Per completare il focus sulla farmaceutica, c’è l’ultimo grafico sui dati HfA, il Grafico 21. Utile dedicarvi alcune osservazioni, perché potrebbe apparire in contraddizione con l’evidenza riportata nei grafici precedenti (il 19 e il 20).
Il Grafico 21esprime la quota di spesa farmaceutica pubblica sulla spesa farmaceutica complessiva (pubblica e privata). Grafici 19 e 20 mettono in evidenza la posizione dell’Italia, che da sempre ha speso in farmaci, nel complesso del canale pubblico e privato, significativamente più dei Partner Europei, sia come quota sulla spesa sanitaria che in valori assoluti pro-capite. Adesso il Grafico 21 getta luce sullo spaccato della spesa farmaceutica e fa comprende come canale pubblico e canale privato abbiano seguito dinamiche diverse e opposte. Un incrocio di evidenze, questo, molto significativo dal punto di vista della policy.
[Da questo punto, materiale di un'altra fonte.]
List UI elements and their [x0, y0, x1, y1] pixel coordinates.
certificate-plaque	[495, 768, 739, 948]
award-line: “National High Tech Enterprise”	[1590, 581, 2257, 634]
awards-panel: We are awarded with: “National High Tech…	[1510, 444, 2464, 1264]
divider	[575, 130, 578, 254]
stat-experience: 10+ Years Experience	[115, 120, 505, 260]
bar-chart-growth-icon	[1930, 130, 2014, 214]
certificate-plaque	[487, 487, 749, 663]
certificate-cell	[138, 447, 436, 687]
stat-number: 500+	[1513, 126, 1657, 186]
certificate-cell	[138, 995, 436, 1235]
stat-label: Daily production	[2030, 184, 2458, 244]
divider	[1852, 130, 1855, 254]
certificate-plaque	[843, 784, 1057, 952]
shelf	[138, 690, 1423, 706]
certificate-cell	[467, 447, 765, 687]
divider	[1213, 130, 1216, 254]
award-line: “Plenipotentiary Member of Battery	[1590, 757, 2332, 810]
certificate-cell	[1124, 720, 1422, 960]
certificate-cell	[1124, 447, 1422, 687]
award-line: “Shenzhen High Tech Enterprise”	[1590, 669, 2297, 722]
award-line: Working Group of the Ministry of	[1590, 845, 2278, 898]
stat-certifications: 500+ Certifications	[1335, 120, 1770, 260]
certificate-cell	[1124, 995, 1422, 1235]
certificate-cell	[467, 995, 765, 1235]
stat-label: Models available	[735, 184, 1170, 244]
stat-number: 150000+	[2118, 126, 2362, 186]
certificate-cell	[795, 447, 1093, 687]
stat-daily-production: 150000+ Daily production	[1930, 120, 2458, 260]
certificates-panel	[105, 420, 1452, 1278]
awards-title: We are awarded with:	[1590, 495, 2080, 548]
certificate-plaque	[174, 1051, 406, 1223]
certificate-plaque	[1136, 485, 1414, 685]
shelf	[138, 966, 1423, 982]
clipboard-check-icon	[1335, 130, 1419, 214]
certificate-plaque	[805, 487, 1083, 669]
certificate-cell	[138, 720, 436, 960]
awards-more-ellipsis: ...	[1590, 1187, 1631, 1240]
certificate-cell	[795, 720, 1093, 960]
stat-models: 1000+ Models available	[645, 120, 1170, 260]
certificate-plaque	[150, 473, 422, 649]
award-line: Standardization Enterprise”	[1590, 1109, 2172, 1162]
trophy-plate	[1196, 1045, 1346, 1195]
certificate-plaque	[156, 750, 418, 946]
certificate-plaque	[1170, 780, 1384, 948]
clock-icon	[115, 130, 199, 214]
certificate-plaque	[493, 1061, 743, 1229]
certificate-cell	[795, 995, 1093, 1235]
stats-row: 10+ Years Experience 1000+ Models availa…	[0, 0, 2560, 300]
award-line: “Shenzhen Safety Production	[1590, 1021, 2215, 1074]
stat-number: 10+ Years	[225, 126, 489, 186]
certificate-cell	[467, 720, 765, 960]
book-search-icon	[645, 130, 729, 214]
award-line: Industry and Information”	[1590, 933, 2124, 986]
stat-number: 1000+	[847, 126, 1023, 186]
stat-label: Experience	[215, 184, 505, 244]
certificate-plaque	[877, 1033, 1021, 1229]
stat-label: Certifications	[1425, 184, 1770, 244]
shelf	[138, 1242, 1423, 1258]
Prima di passare a commentare da vicino i dati Italia, uno sguardo di insieme alle dinamiche segnalate nel grafico. Il peso della spesa pubblica sulla spesa complessiva è molto diversificato tra Paesi. Tuttavia, anche qui, se l’analisi si focalizza sulla media Ue-15 e sui Partner più direttamente comparabili, la variabilità si assottiglia, non solo tra Paesi ma anche nel tempo: i valori sono vicini tra loro e anche sufficientemente stabili nel tempo (cfr. Austria, Francia, Germania, Portogallo, Regno Unito). Unica eccezione: l’Italia. Per l’Italia, il rapporto tar farmaceutica pubblica e farmaceutica complessiva parte da valori allineati alla media uew-15 a fine anni ’80, ma poi subisce una drastica riduzione che lo stacca dalla media di oltre 20 p.p.. Come già ricordato altre volte, sono gli anni del riaggiustamento di finanza pubblica, che ha agito pesantemente sia sulla sanità che sulla farmaceutica pubblica. Dopo il picco negativo del 1996, la quota pubblica ha una risalita che la riporta a -9 p.p. dalla media Ue-15, e poi si avvia lungo un trend di leggere diminuzione che si conclude nel 2010 con uno stacco dalla media Ue-15 di -18 p.p..
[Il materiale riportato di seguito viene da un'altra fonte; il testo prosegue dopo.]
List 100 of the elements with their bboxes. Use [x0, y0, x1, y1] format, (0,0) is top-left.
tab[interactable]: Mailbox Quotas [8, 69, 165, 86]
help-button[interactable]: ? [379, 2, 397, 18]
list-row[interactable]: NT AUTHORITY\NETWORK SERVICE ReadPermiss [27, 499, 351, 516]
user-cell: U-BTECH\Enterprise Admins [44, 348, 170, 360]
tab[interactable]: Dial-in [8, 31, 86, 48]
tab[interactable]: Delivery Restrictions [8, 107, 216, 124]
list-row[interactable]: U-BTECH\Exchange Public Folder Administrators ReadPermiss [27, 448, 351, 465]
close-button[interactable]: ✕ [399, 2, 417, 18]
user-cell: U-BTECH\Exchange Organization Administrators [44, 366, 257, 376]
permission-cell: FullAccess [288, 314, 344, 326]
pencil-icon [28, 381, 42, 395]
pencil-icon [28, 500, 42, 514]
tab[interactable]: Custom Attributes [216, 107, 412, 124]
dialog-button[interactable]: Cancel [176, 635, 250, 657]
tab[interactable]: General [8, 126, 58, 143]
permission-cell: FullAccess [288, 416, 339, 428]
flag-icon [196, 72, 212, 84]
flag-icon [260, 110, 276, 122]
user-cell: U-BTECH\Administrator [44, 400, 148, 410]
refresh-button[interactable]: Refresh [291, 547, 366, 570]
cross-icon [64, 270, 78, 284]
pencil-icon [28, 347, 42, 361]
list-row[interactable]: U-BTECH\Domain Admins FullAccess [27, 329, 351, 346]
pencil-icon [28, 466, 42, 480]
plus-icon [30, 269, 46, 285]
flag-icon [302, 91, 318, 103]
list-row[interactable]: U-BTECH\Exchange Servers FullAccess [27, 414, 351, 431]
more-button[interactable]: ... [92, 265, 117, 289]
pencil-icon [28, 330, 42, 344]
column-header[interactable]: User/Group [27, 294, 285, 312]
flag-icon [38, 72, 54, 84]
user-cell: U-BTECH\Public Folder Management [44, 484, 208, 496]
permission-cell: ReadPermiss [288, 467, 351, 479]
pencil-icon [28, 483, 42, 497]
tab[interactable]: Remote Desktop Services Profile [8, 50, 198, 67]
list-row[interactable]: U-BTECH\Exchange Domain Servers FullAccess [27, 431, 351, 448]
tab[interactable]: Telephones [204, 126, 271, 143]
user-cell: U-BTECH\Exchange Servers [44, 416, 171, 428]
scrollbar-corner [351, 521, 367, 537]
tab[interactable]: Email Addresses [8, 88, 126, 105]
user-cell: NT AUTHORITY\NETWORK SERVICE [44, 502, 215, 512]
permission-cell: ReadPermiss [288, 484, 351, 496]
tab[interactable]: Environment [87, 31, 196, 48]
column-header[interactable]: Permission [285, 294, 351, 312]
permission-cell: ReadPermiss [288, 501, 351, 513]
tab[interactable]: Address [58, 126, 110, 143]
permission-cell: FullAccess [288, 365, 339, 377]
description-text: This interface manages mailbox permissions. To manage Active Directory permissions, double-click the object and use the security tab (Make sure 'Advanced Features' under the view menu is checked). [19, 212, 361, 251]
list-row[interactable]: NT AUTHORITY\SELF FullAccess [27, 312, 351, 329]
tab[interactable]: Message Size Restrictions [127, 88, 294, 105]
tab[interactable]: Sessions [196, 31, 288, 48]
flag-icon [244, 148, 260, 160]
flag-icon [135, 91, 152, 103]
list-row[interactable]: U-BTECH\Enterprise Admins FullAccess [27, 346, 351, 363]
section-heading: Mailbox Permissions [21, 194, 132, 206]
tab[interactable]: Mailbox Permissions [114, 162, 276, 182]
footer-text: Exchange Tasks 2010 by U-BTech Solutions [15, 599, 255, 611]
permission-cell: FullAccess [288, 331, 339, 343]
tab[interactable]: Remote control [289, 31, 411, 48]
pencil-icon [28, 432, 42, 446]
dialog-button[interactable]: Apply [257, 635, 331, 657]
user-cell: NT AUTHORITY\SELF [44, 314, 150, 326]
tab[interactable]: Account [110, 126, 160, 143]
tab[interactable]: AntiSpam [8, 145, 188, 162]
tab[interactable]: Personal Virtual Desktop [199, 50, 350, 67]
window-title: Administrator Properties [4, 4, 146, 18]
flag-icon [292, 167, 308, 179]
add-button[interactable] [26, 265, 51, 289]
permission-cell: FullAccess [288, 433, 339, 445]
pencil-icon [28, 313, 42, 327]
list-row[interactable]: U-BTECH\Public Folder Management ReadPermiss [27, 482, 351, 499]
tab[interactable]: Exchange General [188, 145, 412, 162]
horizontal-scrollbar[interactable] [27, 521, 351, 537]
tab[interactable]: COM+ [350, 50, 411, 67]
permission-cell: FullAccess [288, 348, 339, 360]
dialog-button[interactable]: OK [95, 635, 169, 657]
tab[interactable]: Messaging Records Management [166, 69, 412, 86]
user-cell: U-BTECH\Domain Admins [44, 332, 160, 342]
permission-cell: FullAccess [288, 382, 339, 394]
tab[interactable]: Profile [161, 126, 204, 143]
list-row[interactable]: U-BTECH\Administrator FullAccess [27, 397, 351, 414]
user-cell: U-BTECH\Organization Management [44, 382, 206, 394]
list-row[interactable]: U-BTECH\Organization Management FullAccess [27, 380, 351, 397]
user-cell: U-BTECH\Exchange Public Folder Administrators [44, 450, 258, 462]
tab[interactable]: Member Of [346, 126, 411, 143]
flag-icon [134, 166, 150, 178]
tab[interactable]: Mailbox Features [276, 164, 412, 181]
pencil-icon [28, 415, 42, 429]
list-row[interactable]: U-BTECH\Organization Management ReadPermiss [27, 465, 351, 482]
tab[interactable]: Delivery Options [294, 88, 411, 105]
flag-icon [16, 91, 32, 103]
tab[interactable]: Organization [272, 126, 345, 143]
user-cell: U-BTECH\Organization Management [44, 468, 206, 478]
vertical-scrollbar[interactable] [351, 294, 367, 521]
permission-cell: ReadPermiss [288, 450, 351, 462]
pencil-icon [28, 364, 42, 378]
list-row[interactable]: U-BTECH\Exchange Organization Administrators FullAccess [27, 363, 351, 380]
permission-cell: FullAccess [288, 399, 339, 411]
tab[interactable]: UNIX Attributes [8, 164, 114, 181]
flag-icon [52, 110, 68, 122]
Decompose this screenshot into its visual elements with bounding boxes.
Se ne può trarre la riflessione numero dodici (XII). In un quadro europeo in cui i maggiori Partner sembrano aver acquisito (non per prescrizione regolatoria ma per evoluzione naturale) una proporzione quasi strutturale e comune (che rispecchia probabilmente la condivisione di fabbisogni, farmaci, protocolli terapeutici, e rapporti tra costi e risorse disponibili), l’Italia si stacca da tutto il gruppo. La diagnosi generale è quella che si è proposta: il controllo e la compressione della spesa pubblica si sono esercitati con particolare forza sul capitolo della farmaceutica, soprattutto per la preparazione all’ingresso nell’Euro (1990-1995) e anche successivamente. Ma questa spiegazione non basta, e non solo perché la quota pubblica è diminuita mentre la spesa farmaceutica complessiva convergeva alla media Ue-15 (Grafici 19 e 20) partendo da livelli significativamente più alti. Dietro quella compressione di spesa, avvenuta spesso in maniera rozza (con tagli dei prezzi, revisione dei Prontuari, rallentamenti all’ammissione in fascia “A” e in fascia “H”, meccanismi di pay-back), ci sono le riforme incompiute, sia quelle della sanità nel suo complesso che quelle in particolare della filiera del farmaco. Le riforme avrebbero permesso (permetterebbero in futuro) di organizzare in maniera ottimale la composizione della spesa tra funzioni e capitoli, guadagnando in qualità e anche in duttilità. Avremmo probabilmente visto per l’Italia delle proporzioni tra capitoli di spesa più allineate ai valori dei Partner europei.

La filiera del farmaco di riforme in sospeso ne ha tante: dall’ammodernamento della distribuzione al dettaglio e all’ingrosso, allo sviluppo definitivo delle copie economiche dei prodotti off-patent, all’adozione di schemi di regolazione coordinati sul lato domanda e offerta, all’avvio di forme equilibrate e trasparenti di selettività alle prestazioni farmaceutiche pubbliche, al superamento della frammentazione regionale o addirittura infraregionale che è causa di sovracosti amministrativi soprattutto in fascia “H”.
Insomma, la replica a quell’evidenza così forte per l’Italia non può essere soltanto una critica alla compressione di spesa. La risposta deve tentare di essere molto più costruttiva e, in alcuni casi, lasciare spazio ad “autocritiche”.